I Lived Like A Disney Princess For A Day & Learned Woodland Creatures Are Really Not Into Me

What does it mean to live like a Disney princess? This is a question I've pondered today as I've attempted to actualize my truest Disney self (yes, I have also been watching a lot of Fargo. Peggy forever). Spending the day living like a Disney princess in the real world, obviously, is a limited prospect. I don't have a magic carpet. There's no real nemesis in my life. Elton John isn't writing me an awesome soundtrack for my life. My waist isn't smaller than my eyes. I do have a Prince Charming but our life is more watching Top Chef and farting on the couch than it is singing in the forest while blue birds dance around our heads. I am also, sadly, not a mermaid.

I can and have, however, adopted a general Disney Princess attitude in my life today, which involves a whole lot of whimsy, day dreaming (sorry to my editor for that, but such is the project), and general upbeat positivity. I've also taken some of the less fantastical Disney notions and tried to put them into practice throughout the day, suffice to say, most of it was a giant failure, because no, I cannot find a mouse that can or will converse with me. Here's how my day living as a Disney Princess went:

1. Waiting For The Birds

The first thing I did in the morning was wait by the window in my pajamas (yes my pajamas is an oversized Seahawks t-shirt worn Donald Duck style) for little birds to fly up and dress me, like Sleeping Beauty or Cinderella or Snow White (all friends of the birds). I waited for about five minutes, at no point actually thinking the birds would come.

Even if they did, I'd have been reluctant to let them in knowing how much disease city birds can carry. (Although I'd probably have a pretty neat viral video on my hands if birds were flying around my room picking out clothes and putting them on my body.) After resigning myself to a life of bird-free dressing, I gave up and dressed myself.

2. Brushing My Hair With A Fork

If it works for Ariel... Apparently, under the sea fork-hair brushing physics don't apply to us landlubbers. The fork on my scalp was a lovely feeling, sort of like one of those orgasmic head massagers, but that's where it ended. The fork didn't so much brush my hair as it did separate it into stringy sections, and get caught a few times in a knot, which hurt.

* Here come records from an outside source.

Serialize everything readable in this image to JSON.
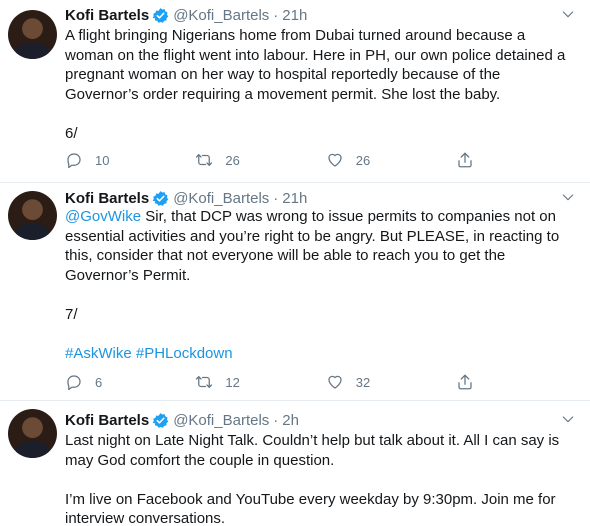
{
  "colors": {
    "link": "#1b95e0",
    "muted": "#657786",
    "text": "#14171a",
    "verified": "#1da1f2"
  },
  "tweets": [
    {
      "name": "Kofi Bartels",
      "handle": "@Kofi_Bartels",
      "separator": "·",
      "time": "21h",
      "lines": [
        "A flight bringing Nigerians home from Dubai turned around because a",
        "woman on the flight went into labour. Here in PH, our own police detained a",
        "pregnant woman on her way to hospital reportedly because of the",
        "Governor’s order requiring a movement permit. She lost the baby."
      ],
      "footer": "6/",
      "replies": "10",
      "retweets": "26",
      "likes": "26"
    },
    {
      "name": "Kofi Bartels",
      "handle": "@Kofi_Bartels",
      "separator": "·",
      "time": "21h",
      "mention": "@GovWike",
      "line1_rest": " Sir, that DCP was wrong to issue permits to companies not on",
      "lines": [
        "essential activities and you’re right to be angry. But PLEASE, in reacting to",
        "this, consider that not everyone will be able to reach you to get the",
        "Governor’s Permit."
      ],
      "footer": "7/",
      "hashtags": "#AskWike #PHLockdown",
      "replies": "6",
      "retweets": "12",
      "likes": "32"
    },
    {
      "name": "Kofi Bartels",
      "handle": "@Kofi_Bartels",
      "separator": "·",
      "time": "2h",
      "lines": [
        "Last night on Late Night Talk. Couldn’t help but talk about it. All I can say is",
        "may God comfort the couple in question."
      ],
      "lines2": [
        "I’m live on Facebook and YouTube every weekday by 9:30pm. Join me for",
        "interview conversations."
      ]
    }
  ]
}
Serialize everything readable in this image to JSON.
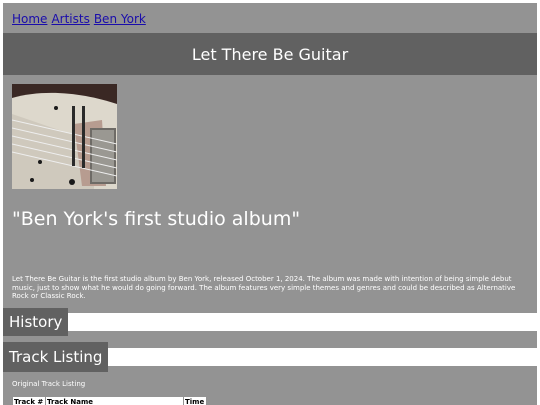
{
  "nav": {
    "links": [
      {
        "label": "Home"
      },
      {
        "label": "Artists"
      },
      {
        "label": "Ben York"
      }
    ]
  },
  "header": {
    "title": "Let There Be Guitar"
  },
  "album": {
    "tagline": "\"Ben York's first studio album\"",
    "description": "Let There Be Guitar is the first studio album by Ben York, released October 1, 2024. The album was made with intention of being simple debut music, just to show what he would do going forward. The album features very simple themes and genres and could be described as Alternative Rock or Classic Rock."
  },
  "sections": {
    "history": {
      "label": "History"
    },
    "tracks": {
      "label": "Track Listing"
    }
  },
  "track_listing": {
    "caption": "Original Track Listing",
    "columns": [
      "Track #",
      "Track Name",
      "Time"
    ]
  },
  "colors": {
    "page_bg": "#939393",
    "header_bg": "#616161",
    "link": "#1a0dab"
  }
}
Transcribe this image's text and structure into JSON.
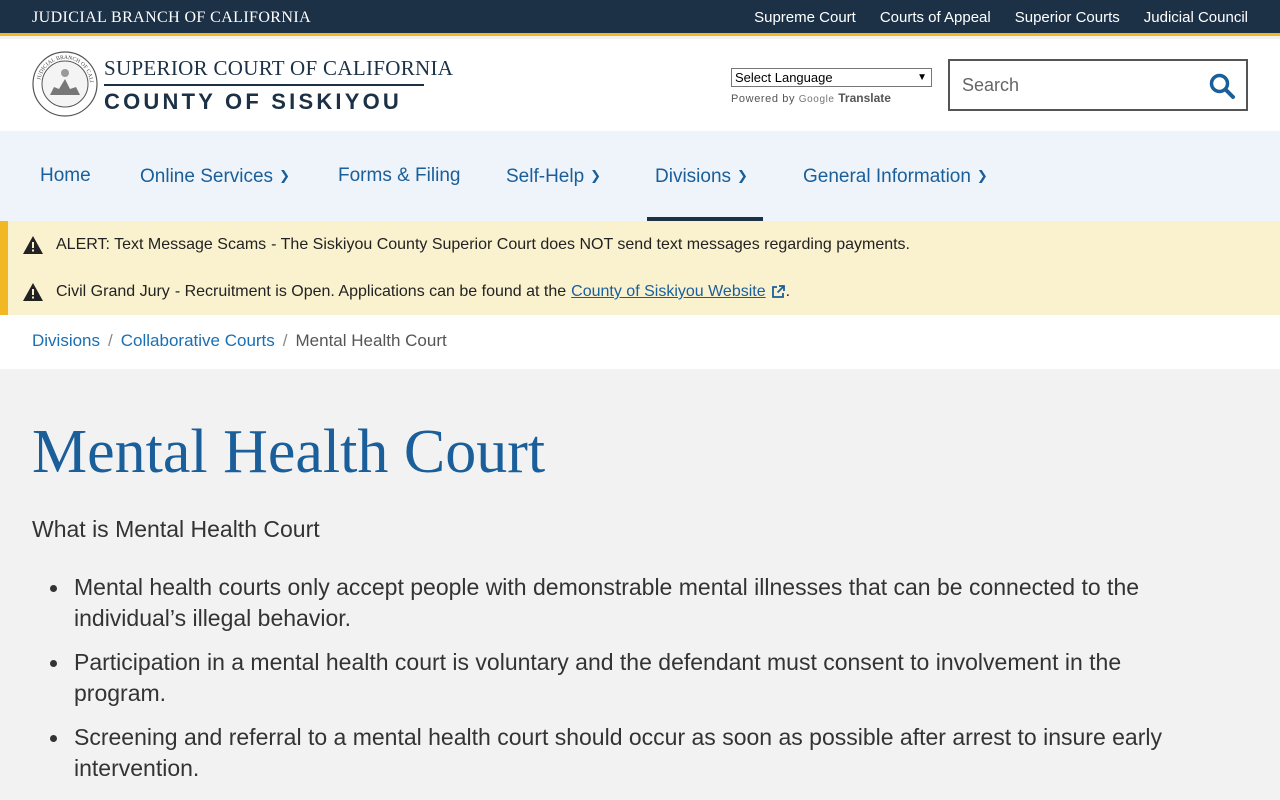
{
  "topbar": {
    "brand": "JUDICIAL BRANCH OF CALIFORNIA",
    "links": [
      "Supreme Court",
      "Courts of Appeal",
      "Superior Courts",
      "Judicial Council"
    ]
  },
  "header": {
    "court_line1": "SUPERIOR COURT OF CALIFORNIA",
    "court_line2": "COUNTY OF SISKIYOU",
    "seal_text": "JUDICIAL BRANCH OF CALIFORNIA",
    "language_select": "Select Language",
    "powered_by": "Powered by",
    "google_label": "Google",
    "translate_label": "Translate",
    "search_placeholder": "Search"
  },
  "nav": {
    "items": [
      {
        "label": "Home"
      },
      {
        "label": "Online Services"
      },
      {
        "label": "Forms & Filing"
      },
      {
        "label": "Self-Help"
      },
      {
        "label": "Divisions"
      },
      {
        "label": "General Information"
      }
    ],
    "active": "Divisions"
  },
  "alerts": [
    {
      "title": "ALERT: Text Message Scams",
      "text": "- The Siskiyou County Superior Court does NOT send text messages regarding payments."
    },
    {
      "title": "Civil Grand Jury",
      "text": "- Recruitment is Open.  Applications can be found at the",
      "link": "County of Siskiyou Website",
      "tail": "."
    }
  ],
  "breadcrumb": {
    "items": [
      "Divisions",
      "Collaborative Courts"
    ],
    "current": "Mental Health Court",
    "separator": "/"
  },
  "main": {
    "title": "Mental Health Court",
    "subhead": "What is Mental Health Court",
    "bullets": [
      "Mental health courts only accept people with demonstrable mental illnesses that can be connected to the individual’s illegal behavior.",
      "Participation in a mental health court is voluntary and the defendant must consent to involvement in the program.",
      "Screening and referral to a mental health court should occur as soon as possible after arrest to insure early intervention."
    ]
  },
  "colors": {
    "navy": "#1d3146",
    "gold": "#f2b823",
    "link_blue": "#1a5e9a",
    "alert_bg": "#faf2cf",
    "nav_bg": "#eef4fa"
  }
}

This isn't a practice I'll be employing in my everyday life any time soon. Unless, of course, I trade in my beautiful singing voice for a mermaid's tail...

3. Singing Everything

Speaking of my beautiful singing voice, I made up a lot of songs to the tune of Disney songs today to go along with doing mundane tasks. Below is my rendition of Aladdin's "A Whole New World." I also believe I have found my calling.

Kat George on YouTube

4. Reading While Walking

When I was growing up, my favorite Disney Princess was Belle, because she loved to read and I was a giant nerd who constantly had her nose in a book. I identified with Belle. So, I decided to give reading-while-walking a try à la Belle in the first scene of Beauty and the Beast. For starters, there weren't kindly towns-folk greeting me from their store-fronts, which was really perturbing. And, the sidewalks in Queens are uneven, and difficult not to trip on even when you're paying attention. So, I couldn't concentrate on my book, which is a brilliant book, and wound up tripping more than once, even managing to catch on camera the moment I stubbed my toe on a piece of broken concrete.

5. Fashioning A Dress From A Blanket

I might not have been able to make animals dress me, but I sure as hell can make a dress out of something that's not a dress, like Ariel in The Little Mermaid. I took the throw blanket off my couch, wrapped it around my body, and used my jeans with the legs tied together as a belt. I guess I look cute as sh*t but the thing was about to fall off me, so it's not a fashion I'd be wearing out to dinner with my boyfriend's parents or anywhere I might want to remain fully clothed at all times.

6. Could I Be A Disney Princess?

If you took out the whole knight-in-shining-armor thing, and just focused on the musical aspects of Disney Princess-hood, I think I'd made a damn good one. I might not be able to befriend tiny woodland creatures, but I sure as hell can sing my way through any situation, no matter how boring.